AI agents invoke tlc_simulate to trigger actions in Tlaplus. What it does depends on the arguments the agent supplies, and its effects often reach beyond the immediate call — builds kicked off, notifications sent, workflows started.
This tool executes code (TLC simulator) against user-provided specifications. While the operation itself is deterministic and read-only in terms of its output (simulation traces), it performs computation that could consume significant resources (CPU, memory, time) depending on the specification complexity and simulation parameters.
From the tool's definition Tool description explicitly states 'Run TLC in simulation mode to randomly explore execution traces' — this invokes the TLC model checker to execute and explore a TLA+ specification, which is an external operation with effects dependent on the specification…
Attacks that exploit this kind of access
Run TLC in simulation mode to randomly explore execution traces. Faster than exhaustive checking but not complete — useful for large state spaces or quick smoke tests. It is categorised as a Execute tool in the Tlaplus MCP Server, which means it can trigger actions or run processes. Use rate limits and argument validation.
Register the Tlaplus MCP server in PolicyLayer and add a rule for tlc_simulate: allow, deny, rate-limit, or require approval. Point your MCP client at the PolicyLayer proxy URL and the rule is enforced on every call, before it reaches Tlaplus. Nothing to install.
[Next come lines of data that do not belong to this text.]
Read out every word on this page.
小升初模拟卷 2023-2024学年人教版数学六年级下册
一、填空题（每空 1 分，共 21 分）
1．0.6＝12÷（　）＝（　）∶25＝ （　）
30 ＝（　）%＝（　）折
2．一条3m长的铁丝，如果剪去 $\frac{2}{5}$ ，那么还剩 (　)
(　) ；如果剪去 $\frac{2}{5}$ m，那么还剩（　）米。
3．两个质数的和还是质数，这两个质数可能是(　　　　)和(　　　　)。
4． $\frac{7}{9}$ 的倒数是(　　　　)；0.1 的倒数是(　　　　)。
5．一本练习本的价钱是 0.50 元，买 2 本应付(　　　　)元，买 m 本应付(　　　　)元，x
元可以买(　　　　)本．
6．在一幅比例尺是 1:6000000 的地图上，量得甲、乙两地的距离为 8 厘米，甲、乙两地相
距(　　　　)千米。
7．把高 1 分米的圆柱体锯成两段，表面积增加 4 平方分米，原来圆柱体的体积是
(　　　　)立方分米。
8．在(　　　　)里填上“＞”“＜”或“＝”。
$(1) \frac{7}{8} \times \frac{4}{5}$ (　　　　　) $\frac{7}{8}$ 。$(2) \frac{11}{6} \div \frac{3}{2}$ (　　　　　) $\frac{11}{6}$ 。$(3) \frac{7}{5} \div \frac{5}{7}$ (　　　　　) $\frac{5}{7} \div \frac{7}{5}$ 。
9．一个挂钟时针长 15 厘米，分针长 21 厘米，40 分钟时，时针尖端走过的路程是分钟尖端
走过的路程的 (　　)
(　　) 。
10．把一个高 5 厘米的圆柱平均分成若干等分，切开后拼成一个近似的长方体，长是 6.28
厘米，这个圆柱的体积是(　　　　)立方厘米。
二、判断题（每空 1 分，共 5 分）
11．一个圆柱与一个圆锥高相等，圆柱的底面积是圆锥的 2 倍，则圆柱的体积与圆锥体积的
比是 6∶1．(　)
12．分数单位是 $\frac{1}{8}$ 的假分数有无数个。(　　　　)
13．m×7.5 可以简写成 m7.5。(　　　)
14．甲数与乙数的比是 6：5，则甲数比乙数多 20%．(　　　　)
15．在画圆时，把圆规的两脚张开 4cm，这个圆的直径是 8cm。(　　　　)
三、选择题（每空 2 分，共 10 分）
tlc_simulate is a Execute tool with high risk. Execute tools should be rate-limited and have argument validation enabled.
Yes. Add a rate_limit block to the tlc_simulate rule in your PolicyLayer policy. For example, setting max: 10 and window: 60 limits the tool to 10 calls per minute. Rate limits are tracked per agent session and reset automatically.
Set action: deny in the PolicyLayer policy for tlc_simulate. The AI agent will receive a policy violation error and cannot call the tool. You can also include a reason field to explain why the tool is blocked.
tlc_simulate is provided by the Tlaplus MCP server (richashworth/tlaplus-mcp). PolicyLayer sits as a proxy in front of this server to enforce policies before tool calls reach the server.
Every MCP server has a record like this.
Type a name, get the same breakdown: verified identity, auth posture, risk grade, capabilities, recommended policy.